PYBIND11_MODULE(_core, m) {
    m.doc() = "ACTIONet C++ core bindings";

    init_action(m);
    init_network(m);
    init_annotation(m);
    init_decomposition(m);
    init_tools(m);
    init_visualization(m);
}

Each init_*() function adds its bindings to the main module.

Build System Integration

CMakeLists.txt

The module is compiled as a single extension with multiple source files:

pybind11_add_module(_core MODULE
    src/actionet/_core_new.cpp
    src/actionet/wp_utils.cpp
    src/actionet/wp_action.cpp
    src/actionet/wp_network.cpp
    src/actionet/wp_annotation.cpp
    src/actionet/wp_decomposition.cpp
    src/actionet/wp_tools.cpp
    src/actionet/wp_visualization.cpp
)

All files are compiled together and linked into the _core Python extension module.

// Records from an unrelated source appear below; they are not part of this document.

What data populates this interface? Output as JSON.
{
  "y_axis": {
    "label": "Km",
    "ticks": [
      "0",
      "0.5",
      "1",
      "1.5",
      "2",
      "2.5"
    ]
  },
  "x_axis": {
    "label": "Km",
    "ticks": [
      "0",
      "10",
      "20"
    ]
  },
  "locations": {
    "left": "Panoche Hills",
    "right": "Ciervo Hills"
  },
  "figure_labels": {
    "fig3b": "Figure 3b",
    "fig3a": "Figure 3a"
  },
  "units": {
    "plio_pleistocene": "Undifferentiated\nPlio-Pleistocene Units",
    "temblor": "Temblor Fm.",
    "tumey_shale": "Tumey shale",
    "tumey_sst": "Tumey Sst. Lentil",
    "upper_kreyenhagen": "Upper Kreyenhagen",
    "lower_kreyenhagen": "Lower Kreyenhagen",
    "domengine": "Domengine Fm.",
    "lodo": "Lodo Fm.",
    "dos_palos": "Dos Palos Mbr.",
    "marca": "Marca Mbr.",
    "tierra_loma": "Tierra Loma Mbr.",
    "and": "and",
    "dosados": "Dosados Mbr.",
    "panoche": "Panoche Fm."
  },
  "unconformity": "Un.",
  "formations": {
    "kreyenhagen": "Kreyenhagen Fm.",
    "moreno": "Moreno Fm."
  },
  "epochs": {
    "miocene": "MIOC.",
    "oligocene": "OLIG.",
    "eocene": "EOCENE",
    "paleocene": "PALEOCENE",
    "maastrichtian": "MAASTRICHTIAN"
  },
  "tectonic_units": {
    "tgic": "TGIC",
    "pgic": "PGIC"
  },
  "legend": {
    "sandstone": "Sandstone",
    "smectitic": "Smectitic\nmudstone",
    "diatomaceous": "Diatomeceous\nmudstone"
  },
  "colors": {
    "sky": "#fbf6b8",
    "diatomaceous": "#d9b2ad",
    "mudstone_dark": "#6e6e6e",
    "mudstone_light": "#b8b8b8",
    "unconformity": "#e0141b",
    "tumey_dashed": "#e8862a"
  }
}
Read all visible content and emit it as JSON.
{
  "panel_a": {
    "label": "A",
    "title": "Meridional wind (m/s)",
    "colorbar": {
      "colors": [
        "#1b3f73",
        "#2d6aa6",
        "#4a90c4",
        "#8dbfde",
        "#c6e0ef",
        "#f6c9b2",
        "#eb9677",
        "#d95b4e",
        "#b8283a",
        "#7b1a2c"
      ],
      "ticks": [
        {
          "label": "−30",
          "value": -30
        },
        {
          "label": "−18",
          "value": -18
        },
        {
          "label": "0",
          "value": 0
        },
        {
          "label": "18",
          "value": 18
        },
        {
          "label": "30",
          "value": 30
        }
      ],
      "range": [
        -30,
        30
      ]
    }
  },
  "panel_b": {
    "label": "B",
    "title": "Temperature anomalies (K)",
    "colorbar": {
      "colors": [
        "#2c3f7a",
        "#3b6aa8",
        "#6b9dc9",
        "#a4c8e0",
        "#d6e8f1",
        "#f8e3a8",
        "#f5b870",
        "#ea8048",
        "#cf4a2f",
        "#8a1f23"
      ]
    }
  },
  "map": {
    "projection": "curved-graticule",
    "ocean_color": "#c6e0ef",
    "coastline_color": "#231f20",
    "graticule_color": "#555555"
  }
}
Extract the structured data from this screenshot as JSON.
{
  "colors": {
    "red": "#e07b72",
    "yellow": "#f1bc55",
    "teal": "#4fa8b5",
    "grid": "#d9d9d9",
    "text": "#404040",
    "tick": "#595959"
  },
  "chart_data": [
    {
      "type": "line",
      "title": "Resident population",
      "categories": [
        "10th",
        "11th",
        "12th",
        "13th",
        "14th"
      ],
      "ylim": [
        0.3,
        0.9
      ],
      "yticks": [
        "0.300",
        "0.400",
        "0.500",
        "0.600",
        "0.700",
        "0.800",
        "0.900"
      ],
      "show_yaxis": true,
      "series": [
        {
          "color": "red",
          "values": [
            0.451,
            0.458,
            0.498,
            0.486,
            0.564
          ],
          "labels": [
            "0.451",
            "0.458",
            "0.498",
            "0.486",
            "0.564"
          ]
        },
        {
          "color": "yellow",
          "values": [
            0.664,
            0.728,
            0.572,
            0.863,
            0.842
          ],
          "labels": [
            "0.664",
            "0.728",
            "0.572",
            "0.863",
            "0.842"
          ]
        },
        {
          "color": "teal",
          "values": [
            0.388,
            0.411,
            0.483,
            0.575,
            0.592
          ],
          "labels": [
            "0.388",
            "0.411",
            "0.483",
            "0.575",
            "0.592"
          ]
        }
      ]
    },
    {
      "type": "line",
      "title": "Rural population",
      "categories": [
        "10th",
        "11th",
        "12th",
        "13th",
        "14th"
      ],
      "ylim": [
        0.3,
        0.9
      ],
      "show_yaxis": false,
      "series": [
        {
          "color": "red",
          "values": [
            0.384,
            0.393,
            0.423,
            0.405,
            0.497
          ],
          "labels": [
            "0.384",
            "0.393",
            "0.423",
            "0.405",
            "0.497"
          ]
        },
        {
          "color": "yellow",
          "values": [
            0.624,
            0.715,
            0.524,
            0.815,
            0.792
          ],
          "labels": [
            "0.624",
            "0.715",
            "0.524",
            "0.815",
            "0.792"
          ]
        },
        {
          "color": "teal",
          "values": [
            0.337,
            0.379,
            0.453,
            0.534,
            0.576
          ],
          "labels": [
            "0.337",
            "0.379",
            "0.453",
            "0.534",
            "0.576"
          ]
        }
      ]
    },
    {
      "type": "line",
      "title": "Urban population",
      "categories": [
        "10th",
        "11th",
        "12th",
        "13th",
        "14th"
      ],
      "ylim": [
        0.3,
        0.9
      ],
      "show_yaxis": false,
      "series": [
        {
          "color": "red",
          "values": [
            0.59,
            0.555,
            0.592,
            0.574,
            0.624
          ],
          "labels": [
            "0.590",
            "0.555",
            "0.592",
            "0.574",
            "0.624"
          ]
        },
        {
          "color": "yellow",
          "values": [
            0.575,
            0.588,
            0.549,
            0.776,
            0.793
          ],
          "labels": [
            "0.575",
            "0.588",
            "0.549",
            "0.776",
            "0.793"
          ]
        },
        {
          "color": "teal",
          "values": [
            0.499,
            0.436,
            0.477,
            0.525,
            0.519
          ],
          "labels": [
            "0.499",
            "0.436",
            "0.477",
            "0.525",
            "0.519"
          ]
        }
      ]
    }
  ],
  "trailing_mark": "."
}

Benefits of Modular Structure

  1. Improved Maintainability: Each module is self-contained and easier to understand
  2. Parallel with R Package: Developers familiar with the R package can easily navigate
  3. Easier Debugging: Issues can be isolated to specific modules
  4. Better Organization: Related functions are grouped together
  5. Simplified Updates: Changes to one module don't require recompiling unrelated code
  6. Clear Documentation: Each file documents its corresponding C++ backend functions

Usage from Python

The modular C++ structure is transparent to Python users. All functions are still imported from the same _core module:

import actionet._core as core

# All functions available at module level
result = core.run_action(...)
network = core.build_network(...)
specificity = core.compute_feature_specificity_sparse(...)

Development Workflow

Adding New Functions

  1. Identify the appropriate module based on the C++ backend function
  2. Add the pybind11 wrapper to the corresponding wp_*.cpp file
  3. Add the function binding to the module's init_*() function
  4. No changes needed to CMakeLists.txt or other files

Adding New Modules

  1. Create new wp_<module>.cpp file with bindings
  2. Add void init_<module>(py::module_ &m); forward declaration to _core.cpp
  3. Call init_<module>(m); in PYBIND11_MODULE()
  4. Add src/actionet/wp_<module>.cpp to CMakeLists.txt

Testing

The modular structure does not affect testing. All existing tests continue to work because the Python API remains unchanged.

Structure Summary

Current Organization

  • Main file: _core.cpp (~25 lines) - Module orchestrator
  • 6 module files (~30-140 lines each) - Individual module bindings
  • Shared utilities: wp_utils.h / wp_utils.cpp - Conversion utilities
  • Total: ~800 lines across 9 files

This modular organization mirrors the R package's wr_*.cpp structure, making it easier for developers familiar with the R codebase to navigate and maintain the Python bindings.